勇君が撮る被写体の人たちのおおくは笑顔になります。なぜだろうと思っていましたが、それは、警戒させずにふところに入る雰囲気づくりが上手だからなのでした。そしてその人を決して属性で判断せず、「その人をその人そのもの」として見ます(わたしはわたし、あなたはあなた)。そうして撮られた写真の奥には、まぶしい笑顔の向こうに、ほんの少しの切なさや孤独、さびしさを感じました。と同時に、その切なさや孤独、さびしさは、勇君が被写体へ投影した自身の姿なのだろうとも思うのです。わたしはそこが好きなのでした。

おにぎりの連載に話を戻します。じつはこの連載は、過去のダンチュウWeb連載(現在は非公開)を改稿転載したものです。

この連載をダンチュウWebで初めて読んだとき、「これはいい!」と直感しました。勇君の良さがあますことなく発揮されていたからです。笑顔と切なさが同居する写真、くったくのないかざらない文章、手書き文字から見えてくる人柄、そしてモチーフとなる、おいしそうなおにぎり。一見してすぐ、おにぎりをとおして見た人間の物語なのだとわかりました。当時から書籍化の話もあり、デザインラフのPDFを見せてもらったのもそのころです。わたしだったらこうしたいと浮かんだイメージではありませんでしたが、いい本になるといいね、と言いました。

そのうちわたしは人々舎を立ち上げ、ホームページの写真はすべて勇君に撮ってもらうことにしました。定期的に会って撮影し(杉並中央図書館、セプテンバーカウボーイ事務所、コズフィッシュ事務所など)、おわりしなに居酒屋で酒を飲みました。わたしはそのたびに、おにぎりの本はいつ出るのかと聞き、勇君からはフニャフニャとした要領を得ない回答をもらう関係が続きました。

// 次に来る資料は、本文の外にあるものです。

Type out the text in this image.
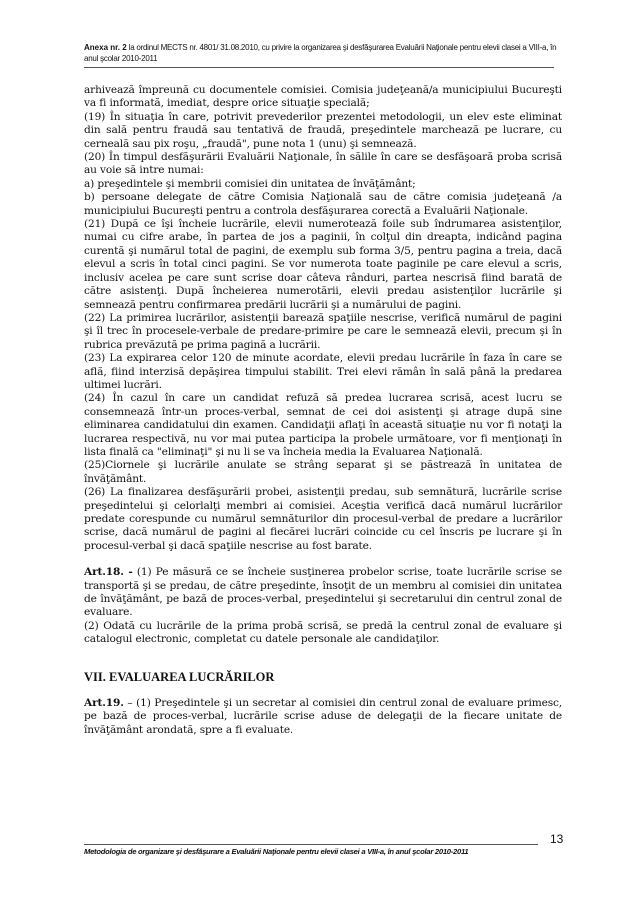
Anexa nr. 2 la ordinul MECTS nr. 4801/ 31.08.2010, cu privire la organizarea şi desfăşurarea Evaluării Naţionale pentru elevii clasei a VIII-a, în anul şcolar 2010-2011

arhivează împreună cu documentele comisiei. Comisia judeţeană/a municipiului Bucureşti va fi informată, imediat, despre orice situaţie specială;

(19) În situaţia în care, potrivit prevederilor prezentei metodologii, un elev este eliminat din sală pentru fraudă sau tentativă de fraudă, preşedintele marchează pe lucrare, cu cerneală sau pix roşu, „fraudă", pune nota 1 (unu) şi semnează.

(20) În timpul desfăşurării Evaluării Naţionale, în sălile în care se desfăşoară proba scrisă au voie să intre numai:

a) preşedintele şi membrii comisiei din unitatea de învăţământ;

b) persoane delegate de către Comisia Naţională sau de către comisia judeţeană /a municipiului Bucureşti pentru a controla desfăşurarea corectă a Evaluării Naţionale.

(21) După ce îşi încheie lucrările, elevii numerotează foile sub îndrumarea asistenţilor, numai cu cifre arabe, în partea de jos a paginii, în colţul din dreapta, indicând pagina curentă şi numărul total de pagini, de exemplu sub forma 3/5, pentru pagina a treia, dacă elevul a scris în total cinci pagini. Se vor numerota toate paginile pe care elevul a scris, inclusiv acelea pe care sunt scrise doar câteva rânduri, partea nescrisă fiind barată de către asistenţi. După încheierea numerotării, elevii predau asistenţilor lucrările şi semnează pentru confirmarea predării lucrării şi a numărului de pagini.

(22) La primirea lucrărilor, asistenţii barează spaţiile nescrise, verifică numărul de pagini şi îl trec în procesele-verbale de predare-primire pe care le semnează elevii, precum şi în rubrica prevăzută pe prima pagină a lucrării.

(23) La expirarea celor 120 de minute acordate, elevii predau lucrările în faza în care se află, fiind interzisă depăşirea timpului stabilit. Trei elevi rămân în sală până la predarea ultimei lucrări.

(24) În cazul în care un candidat refuză să predea lucrarea scrisă, acest lucru se consemnează într-un proces-verbal, semnat de cei doi asistenţi şi atrage după sine eliminarea candidatului din examen. Candidaţii aflaţi în această situaţie nu vor fi notaţi la lucrarea respectivă, nu vor mai putea participa la probele următoare, vor fi menţionaţi în lista finală ca "eliminaţi" şi nu li se va încheia media la Evaluarea Naţională.

(25)Ciornele şi lucrările anulate se strâng separat şi se păstrează în unitatea de învăţământ.

(26) La finalizarea desfăşurării probei, asistenţii predau, sub semnătură, lucrările scrise preşedintelui şi celorlalţi membri ai comisiei. Aceştia verifică dacă numărul lucrărilor predate corespunde cu numărul semnăturilor din procesul-verbal de predare a lucrărilor scrise, dacă numărul de pagini al fiecărei lucrări coincide cu cel înscris pe lucrare şi în procesul-verbal şi dacă spaţiile nescrise au fost barate.

Art.18. - (1) Pe măsură ce se încheie susţinerea probelor scrise, toate lucrările scrise se transportă şi se predau, de către preşedinte, însoţit de un membru al comisiei din unitatea de învăţământ, pe bază de proces-verbal, preşedintelui şi secretarului din centrul zonal de evaluare.

(2) Odată cu lucrările de la prima probă scrisă, se predă la centrul zonal de evaluare şi catalogul electronic, completat cu datele personale ale candidaţilor.

VII. EVALUAREA LUCRĂRILOR

Art.19. – (1) Preşedintele şi un secretar al comisiei din centrul zonal de evaluare primesc, pe bază de proces-verbal, lucrările scrise aduse de delegaţii de la fiecare unitate de învăţământ arondată, spre a fi evaluate.

Metodologia de organizare şi desfăşurare a Evaluării Naţionale pentru elevii clasei a VIII-a, în anul şcolar 2010-2011
13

そしてとうとう昨年のいまごろ、わたしの我慢が限界となり勇君に詰め寄りました。「本が出ると言いながら、いつまでたっても出ないじゃないか、何かあるんじゃないか、出ないのなら人々舎で出させてくれ」。ここでは詳しく書けないのですが、権利関係が複雑に絡み合って、どこの誰に責任の所在があるのか、わたしにはまったく見えませんでした(勇君は自分のせいだと言いました)。ガチガチならば一つひとつほぐしていこう。人々舎で出すとしたら考える本のイメージで勇君を説得し、権利を持っている人たちへも説得をはじめました。当初はすぐにほぐれるだろうとタカをくくり、今年のGWあたりには刊行したいと呑気に構えていたら、いつまでたっても進みやしない。これも詳しくは書けないのですが、ほんとうにほんとうに疲弊しました。でもそうして粘り強く動いて耐えて待ち、やっと8月に権利関係がクリアになったのです。ですが、もう本を刊行する金がなくなっていました(あるにはあるのですが)。苦肉の策として、すぐに本を出すことができないなら、人々舎のWebで再掲載しつつ、書籍化までのロードマップを描きたい。読者へこの連載の魅力を提示しながら、あたらしい展開を探りたいと、こうして連載をはじめることができました(コンセプトを練り直し、全体を再構成しました)。関係者のみなさまへ、あらためて感謝もうしあげます。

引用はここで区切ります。